A three-month-old Winnipeg girl has become the first patient in Canada to receive an experimental and potentially life-saving form of therapy to improve the function of her liver.
Physicians at Alberta Children's Hospital, led by medical geneticist Dr. Aneal Khan, successfully completed a series of liver cell transplants earlier this month on patient Nazdana Ali.
Nazdana was born last August with a Urea Cycle Disorder (UCD), a genetic disease that causes ammonia to build up in the body that, if untreated, would lead to brain damage and death. Ammonia is naturally produced as the body uses protein but, for those with UCDs, the process of converting ammonia to urea (a harmless substance which gives urine its yellow colour) does not work properly.
The condition is incurable and very rare: Alberta Children's Hospital treats about two children with a UCD per year. In Canada, about 50 babies are born annually with the condition.
Each time ammonia builds up, there is a risk of neurological damage but transplanted liver cells are expected to help Nazdana's liver to keep the ammonia down to safe levels.

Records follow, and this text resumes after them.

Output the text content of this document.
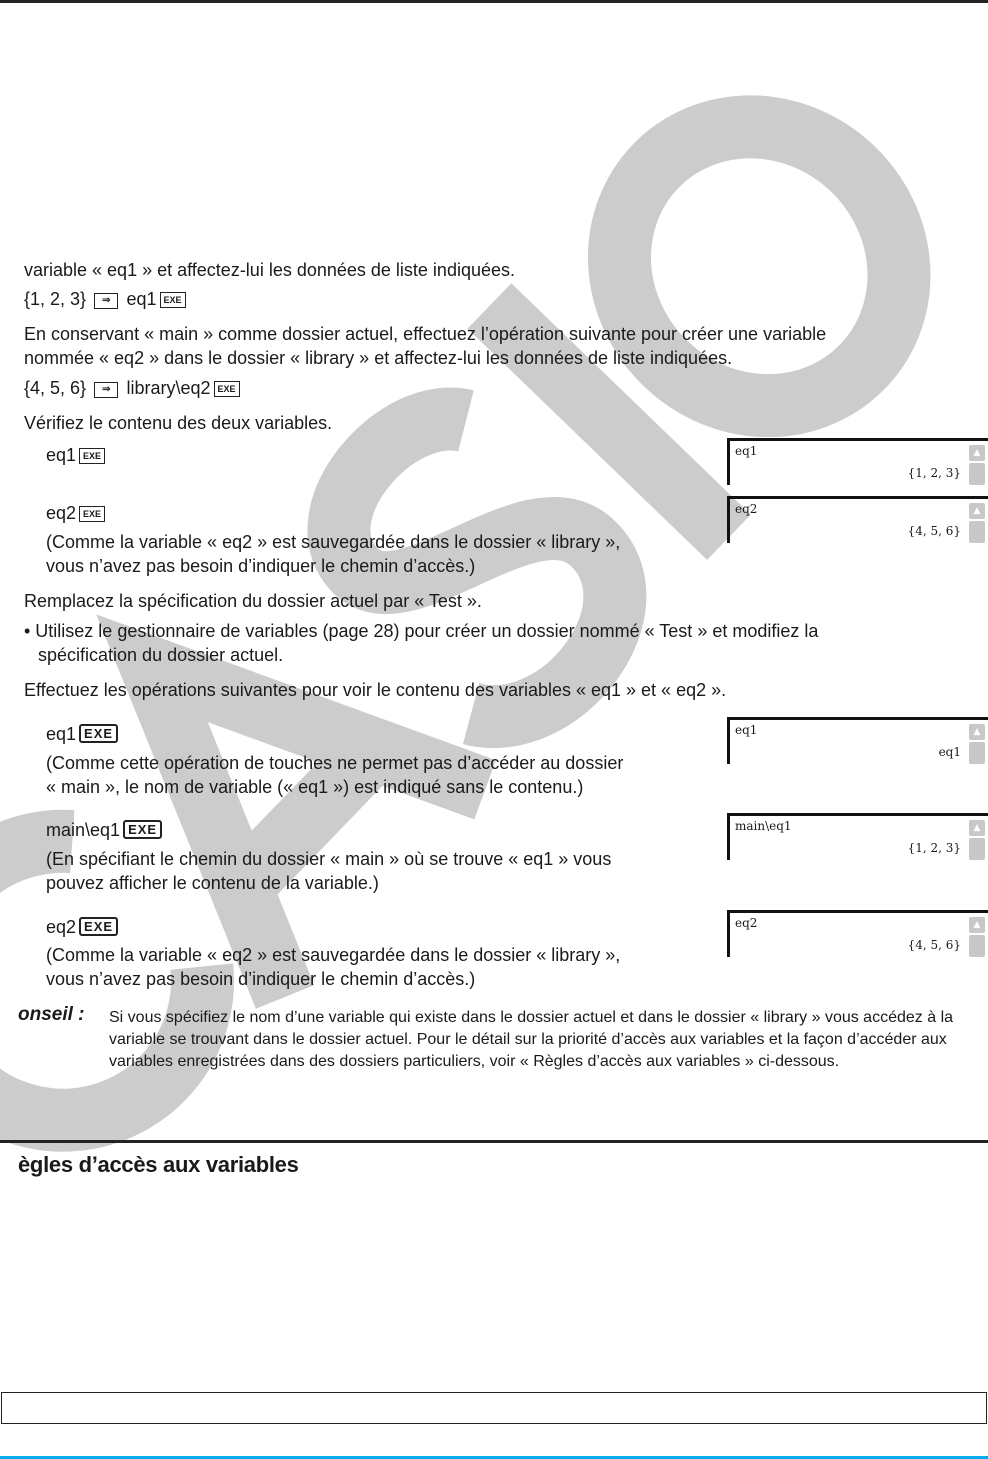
variable « eq1 » et affectez-lui les données de liste indiquées.
{1, 2, 3} ⇒ eq1 EXE
En conservant « main » comme dossier actuel, effectuez l’opération suivante pour créer une variable
nommée « eq2 » dans le dossier « library » et affectez-lui les données de liste indiquées.
{4, 5, 6} ⇒ library\eq2 EXE
Vérifiez le contenu des deux variables.
eq1 EXE
eq2 EXE
(Comme la variable « eq2 » est sauvegardée dans le dossier « library »,
vous n’avez pas besoin d’indiquer le chemin d’accès.)
Remplacez la spécification du dossier actuel par « Test ».
• Utilisez le gestionnaire de variables (page 28) pour créer un dossier nommé « Test » et modifiez la
spécification du dossier actuel.
Effectuez les opérations suivantes pour voir le contenu des variables « eq1 » et « eq2 ».
eq1 EXE
(Comme cette opération de touches ne permet pas d’accéder au dossier
« main », le nom de variable (« eq1 ») est indiqué sans le contenu.)
main\eq1 EXE
(En spécifiant le chemin du dossier « main » où se trouve « eq1 » vous
pouvez afficher le contenu de la variable.)
eq2 EXE
(Comme la variable « eq2 » est sauvegardée dans le dossier « library »,
vous n’avez pas besoin d’indiquer le chemin d’accès.)
eq1
{1, 2, 3}
▲
eq2
{4, 5, 6}
▲
eq1
eq1
▲
main\eq1
{1, 2, 3}
▲
eq2
{4, 5, 6}
▲
onseil : Si vous spécifiez le nom d’une variable qui existe dans le dossier actuel et dans le dossier « library » vous accédez à la variable se trouvant dans le dossier actuel. Pour le détail sur la priorité d’accès aux variables et la façon d’accéder aux variables enregistrées dans des dossiers particuliers, voir « Règles d’accès aux variables » ci-dessous.
ègles d’accès aux variables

"We have been monitoring Nazdana closely and are happy to report that she has tolerated the liver cell transplant well, she is stable and can return home to Winnipeg," says Dr. Khan, who is also an assistant professor of medical genetics and pediatrics at the University of Calgary, and a member of the U of C-AHS Alberta Children's Hospital Research Institute for Child and Maternal Health. "This could represent a big leap forward in managing these cases. It's a promising new bridge therapy that could improve the odds of Nazdana surviving until she is able to undergo a liver transplant."
The long-term stabilization of ammonia levels resulting from liver cell infusion buys children time until a matching liver can be found and transplanted.

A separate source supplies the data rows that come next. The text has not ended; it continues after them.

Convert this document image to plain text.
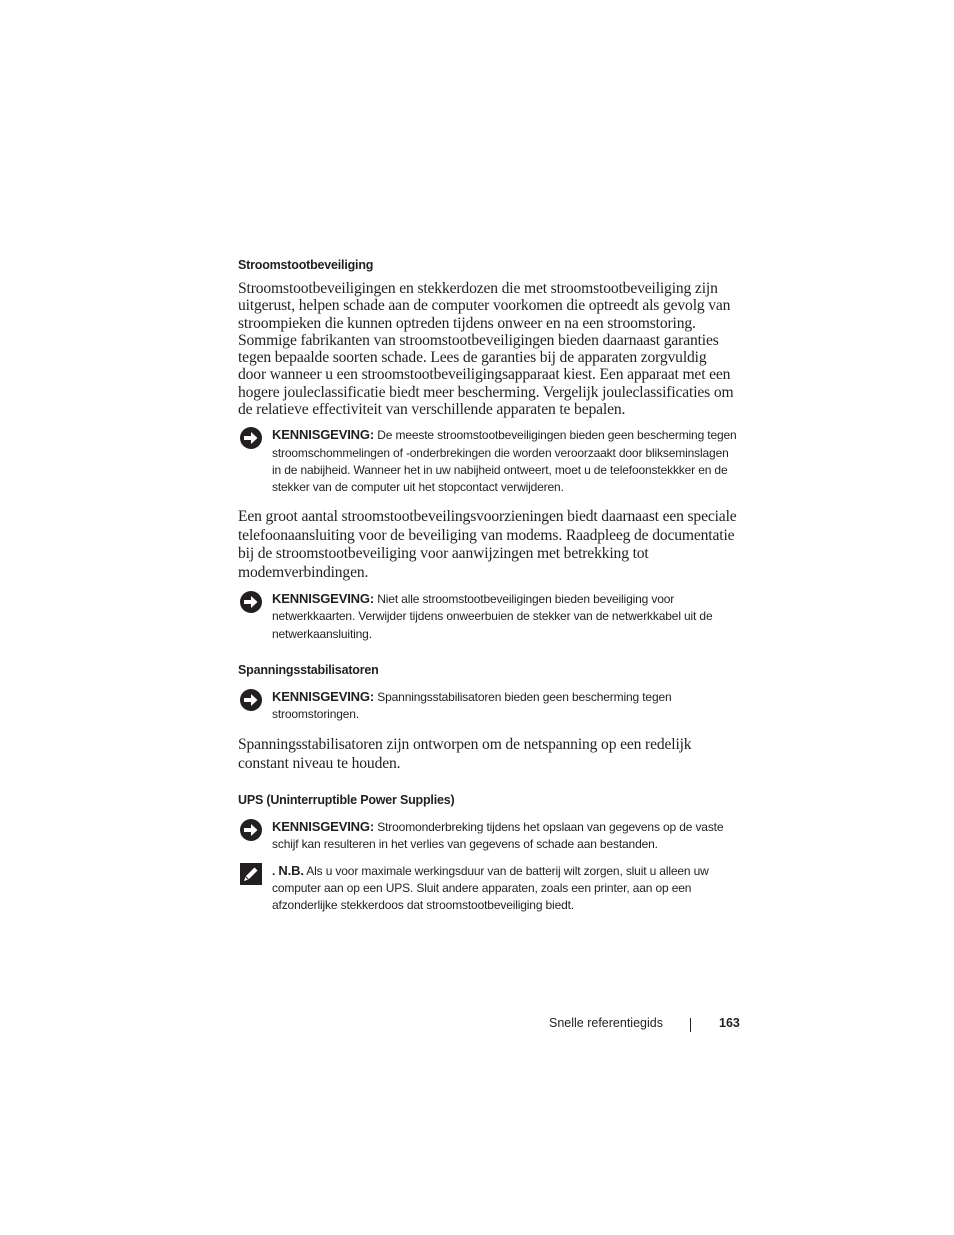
Stroomstootbeveiliging

Stroomstootbeveiligingen en stekkerdozen die met stroomstootbeveiliging zijn uitgerust, helpen schade aan de computer voorkomen die optreedt als gevolg van stroompieken die kunnen optreden tijdens onweer en na een stroomstoring. Sommige fabrikanten van stroomstootbeveiligingen bieden daarnaast garanties tegen bepaalde soorten schade. Lees de garanties bij de apparaten zorgvuldig door wanneer u een stroomstootbeveiligingsapparaat kiest. Een apparaat met een hogere jouleclassificatie biedt meer bescherming. Vergelijk jouleclassificaties om de relatieve effectiviteit van verschillende apparaten te bepalen.

KENNISGEVING: De meeste stroomstootbeveiligingen bieden geen bescherming tegen stroomschommelingen of -onderbrekingen die worden veroorzaakt door blikseminslagen in de nabijheid. Wanneer het in uw nabijheid ontweert, moet u de telefoonstekkker en de stekker van de computer uit het stopcontact verwijderen.

Een groot aantal stroomstootbeveilingsvoorzieningen biedt daarnaast een speciale telefoonaansluiting voor de beveiliging van modems. Raadpleeg de documentatie bij de stroomstootbeveiliging voor aanwijzingen met betrekking tot modemverbindingen.

KENNISGEVING: Niet alle stroomstootbeveiligingen bieden beveiliging voor netwerkkaarten. Verwijder tijdens onweerbuien de stekker van de netwerkkabel uit de netwerkaansluiting.
Spanningsstabilisatoren
KENNISGEVING: Spanningsstabilisatoren bieden geen bescherming tegen stroomstoringen.

Spanningsstabilisatoren zijn ontworpen om de netspanning op een redelijk constant niveau te houden.

UPS (Uninterruptible Power Supplies)
KENNISGEVING: Stroomonderbreking tijdens het opslaan van gegevens op de vaste schijf kan resulteren in het verlies van gegevens of schade aan bestanden.
. N.B. Als u voor maximale werkingsduur van de batterij wilt zorgen, sluit u alleen uw computer aan op een UPS. Sluit andere apparaten, zoals een printer, aan op een afzonderlijke stekkerdoos dat stroomstootbeveiliging biedt.
Snelle referentiegids	163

To date the procedure has been performed in Germany, including an operation on a Canadian baby, and in a handful of centres in the U.S.

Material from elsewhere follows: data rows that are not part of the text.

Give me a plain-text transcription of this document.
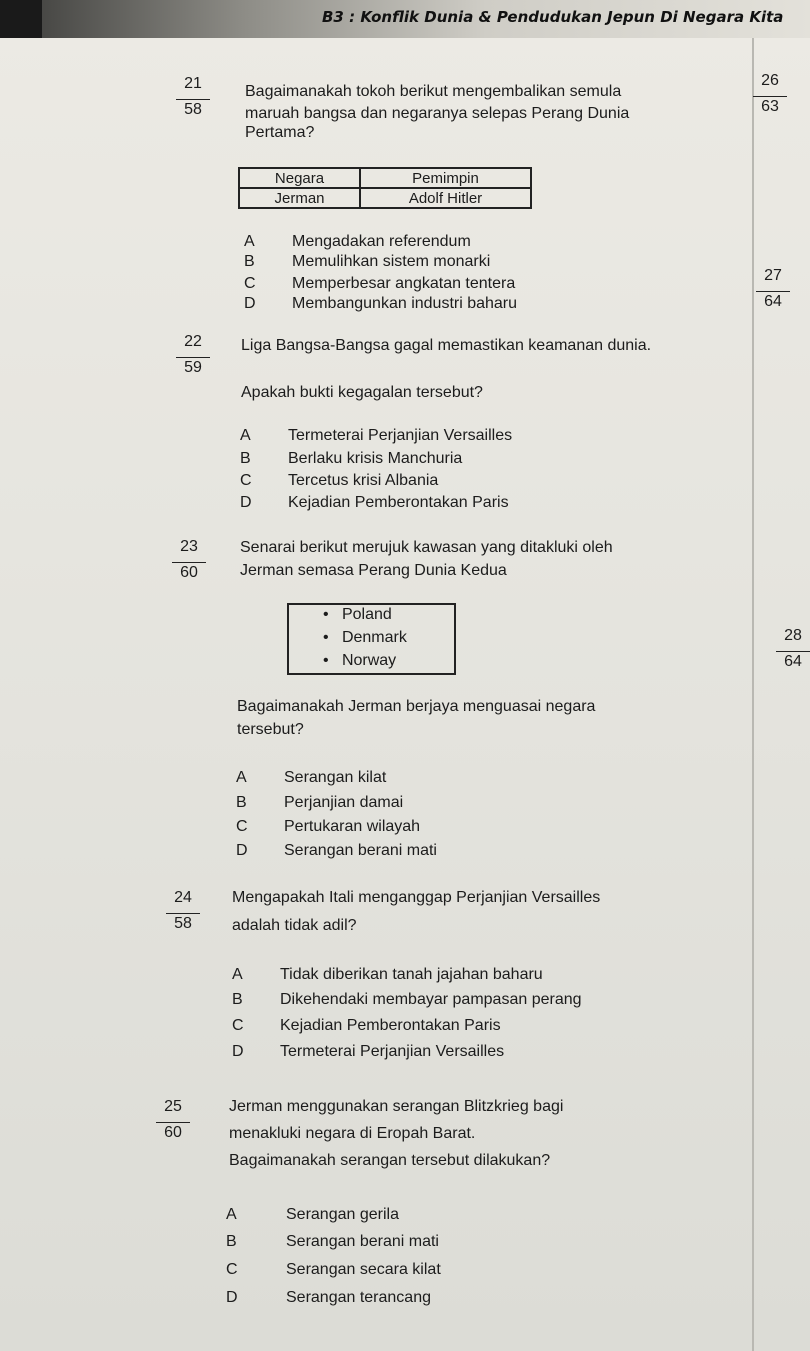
B3 : Konflik Dunia & Pendudukan Jepun Di Negara Kita
21
58
Bagaimanakah tokoh berikut mengembalikan semula
maruah bangsa dan negaranya selepas Perang Dunia
Pertama?
Negara	Pemimpin
Jerman	Adolf Hitler
A Mengadakan referendum
B Memulihkan sistem monarki
C Memperbesar angkatan tentera
D Membangunkan industri baharu
26
63
27
64
28
64
22
59
Liga Bangsa-Bangsa gagal memastikan keamanan dunia.
Apakah bukti kegagalan tersebut?
A Termeterai Perjanjian Versailles
B Berlaku krisis Manchuria
C Tercetus krisi Albania
D Kejadian Pemberontakan Paris
23
60
Senarai berikut merujuk kawasan yang ditakluki oleh
Jerman semasa Perang Dunia Kedua
•   Poland
•   Denmark
•   Norway
Bagaimanakah Jerman berjaya menguasai negara
tersebut?
A Serangan kilat
B Perjanjian damai
C Pertukaran wilayah
D Serangan berani mati
24
58
Mengapakah Itali menganggap Perjanjian Versailles
adalah tidak adil?
A Tidak diberikan tanah jajahan baharu
B Dikehendaki membayar pampasan perang
C Kejadian Pemberontakan Paris
D Termeterai Perjanjian Versailles
25
60
Jerman menggunakan serangan Blitzkrieg bagi
menakluki negara di Eropah Barat.
Bagaimanakah serangan tersebut dilakukan?
A	Serangan gerila
B	Serangan berani mati
C	Serangan secara kilat
D	Serangan terancang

Without conventional treatment, most newborns with a UCD die within the first two weeks of life. Special medications and a protein-restricted diet improve survival rates but the brain remains exposed to high ammonia levels and even children who survive have a high risk of brain damage. The only long-term treatment is a liver transplant but a transplant in a small child has less chance of success and there is limited availability of organs.